あれは結局、自分の望むままに…そういう存在だから。





「だが、ナマエや私はホープを取り戻したい」

「うん。何としてでも」

「ああ。それは全員が同じ思いのはずだ。奴が企んでいるのは明らかだが…まずは要求に従う」





あたしとライトは顔を合わせて頷く。
きっと、ふたりで思い出していることは同じだってわかったから。

ヴァニラ、セラ、ホープ…。
利用される皆を救いたくて、助けたくて。

そして、自分も含め…自分の気持ちに嘘はつかず、誰かをひとりにしないように。





「うん、私たちのリーダーを…だね」

「そしたら奴をぶっ倒す!」





ヴァニラも頷き、スノウも拳を叩いて賛同してくれた。

うん。
前だって、皆で力を合わせて倒した。

だから今度だって、絶対に未来は掴み取る。





「とはいえ、大いなる光の魂について手掛かりはあるのか?異なる世界に隔離されているはずだろう」





そして、現実的な話。
レインズさんは今の時点でわかっている大いなる光の魂の手掛かりを話す。

彼は、今あたしたちがいるこの世界とは違う…そんな世界にいるという。





「…方法がわからなければ、ブーニベルゼなる者も呼びかけたりはしないだろう」





ミンウは言った。
方法があるからブーニベルゼは呼びかけた、と。

その意見にはあたしも同意だった。





「うん…きっと、何か方法はあるんだと思う。
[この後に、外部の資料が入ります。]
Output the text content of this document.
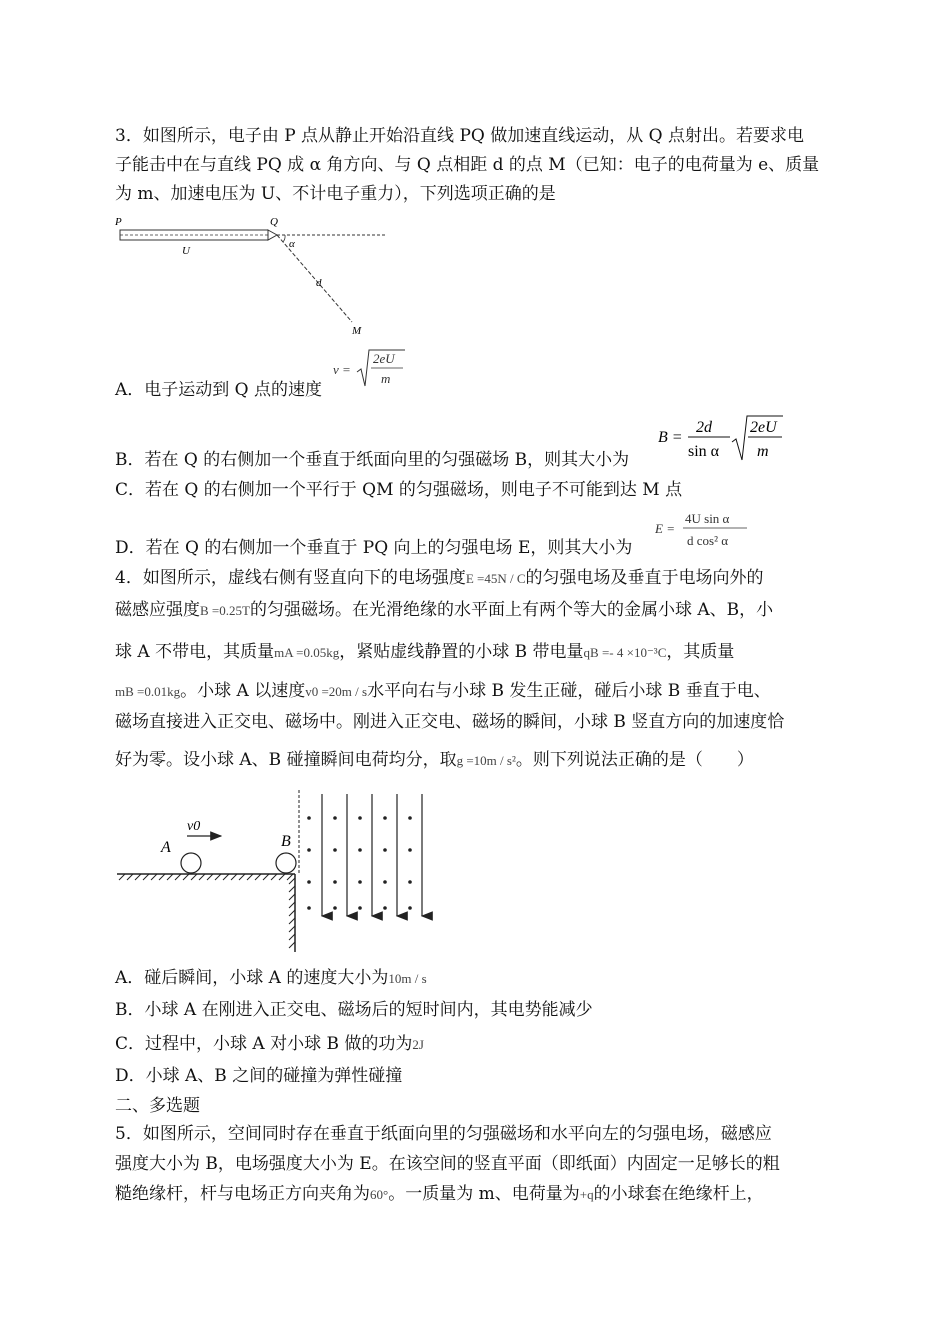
3．如图所示，电子由 P 点从静止开始沿直线 PQ 做加速直线运动，从 Q 点射出。若要求电
子能击中在与直线 PQ 成 α 角方向、与 Q 点相距 d 的点 M（已知：电子的电荷量为 e、质量
为 m、加速电压为 U、不计电子重力），下列选项正确的是
P	Q
U
α
d
M
A．电子运动到 Q 点的速度
v =
2eU
m
B．若在 Q 的右侧加一个垂直于纸面向里的匀强磁场 B，则其大小为
B =
2d
sin α
2eU
m
C．若在 Q 的右侧加一个平行于 QM 的匀强磁场，则电子不可能到达 M 点
D．若在 Q 的右侧加一个垂直于 PQ 向上的匀强电场 E，则其大小为
E =
4U sin α
d cos² α
4．如图所示，虚线右侧有竖直向下的电场强度E =45N / C的匀强电场及垂直于电场向外的
磁感应强度B =0.25T的匀强磁场。在光滑绝缘的水平面上有两个等大的金属小球 A、B，小
球 A 不带电，其质量mA =0.05kg，紧贴虚线静置的小球 B 带电量qB =- 4 ×10⁻³C，其质量
mB =0.01kg。小球 A 以速度v0 =20m / s水平向右与小球 B 发生正碰，碰后小球 B 垂直于电、
磁场直接进入正交电、磁场中。刚进入正交电、磁场的瞬间，小球 B 竖直方向的加速度恰
好为零。设小球 A、B 碰撞瞬间电荷均分，取g =10m / s²。则下列说法正确的是（　　）
A	B
v0
A．碰后瞬间，小球 A 的速度大小为10m / s
B．小球 A 在刚进入正交电、磁场后的短时间内，其电势能减少
C．过程中，小球 A 对小球 B 做的功为2J
D．小球 A、B 之间的碰撞为弹性碰撞
二、多选题
5．如图所示，空间同时存在垂直于纸面向里的匀强磁场和水平向左的匀强电场，磁感应
强度大小为 B，电场强度大小为 E。在该空间的竖直平面（即纸面）内固定一足够长的粗
糙绝缘杆，杆与电场正方向夹角为60°。一质量为 m、电荷量为+q的小球套在绝缘杆上，
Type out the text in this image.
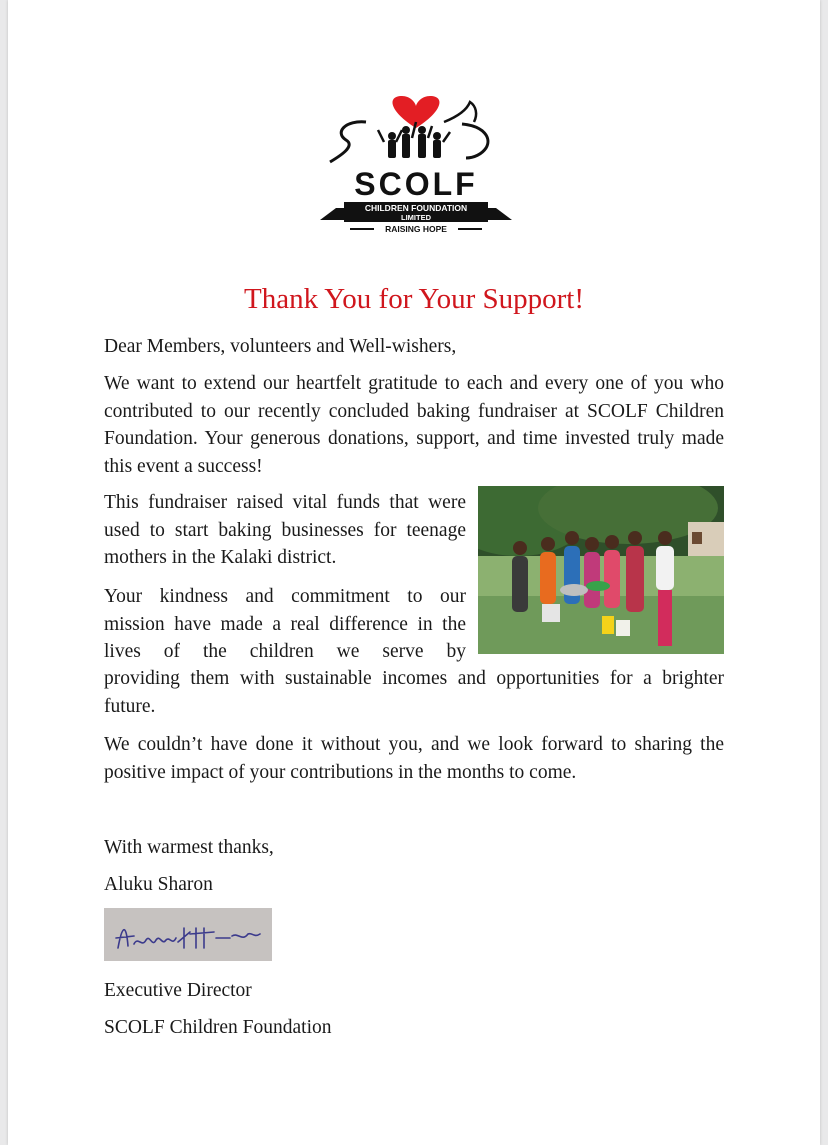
SCOLF
CHILDREN FOUNDATION
LIMITED
RAISING HOPE
Thank You for Your Support!

Dear Members, volunteers and Well-wishers,

We want to extend our heartfelt gratitude to each and every one of you who contributed to our recently concluded baking fundraiser at SCOLF Children Foundation. Your generous donations, support, and time invested truly made this event a success!

This fundraiser raised vital funds that were used to start baking businesses for teenage mothers in the Kalaki district.

Your kindness and commitment to our
mission have made a real difference in the
lives of the children we serve by

providing them with sustainable incomes and opportunities for a brighter future.

We couldn’t have done it without you, and we look forward to sharing the positive impact of your contributions in the months to come.

With warmest thanks,

Aluku Sharon

Executive Director

SCOLF Children Foundation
方法はあって、そのために人を駒にするの」





ブーニベルゼはそういう神。

かつては皆、駒にされていた。

解放者たるライト。
ユグドラシルを通し、力を蓄えさせられていたあたし。

…造り替えられ、神の目となり、器にされたホープ。





「ナマエ…」

「…!」





その時、ライトに手を握られた。
えっ、と見れば、ライトはそっと握りしめていたあたしの手を解いた。





「そんなに力を込めたら痛いだろう…少し、力を抜け」

「…うん」





どうやら無意識に強く手を握っていたみたい。
爪が食い込むほど…ぐっと強く。

怒りが滲む。

肉体を種子に還し、書き換え、造り直し、育て上げ…。

13年を、13回。

ブーニベルゼがホープにしたこと。
都合よく利用し、役割を終えればその魂など見向きもしない。

何度思い出しても、怒りしかない。





「手掛かりはずっと前から僕らの手の中にあるのかもしれない。前にも光の羅針盤が共鳴してあの人を映し出してくれたんだ。同じように光の羅針盤を頼りにすれば何かわかるかも。皆に呼びかけてみよう!」





オニオンナイトはそう言ってくれた。

確かに一番手掛かりに近いのは、きっと光の羅針盤だろう。
皆に呼びかけ、探ってみようと。





「うん、お願いします」

「ナマエ。ホープもあの人も、必ず助けよう」

「…ありがとう」





頭を下げると、オニオンナイトは「顔上げて」と言いながら強くそう言ってくれた。
その意見に全員頷き、あたしたちは大いなる光の魂の元へ、辿り着く方法を探し始めた。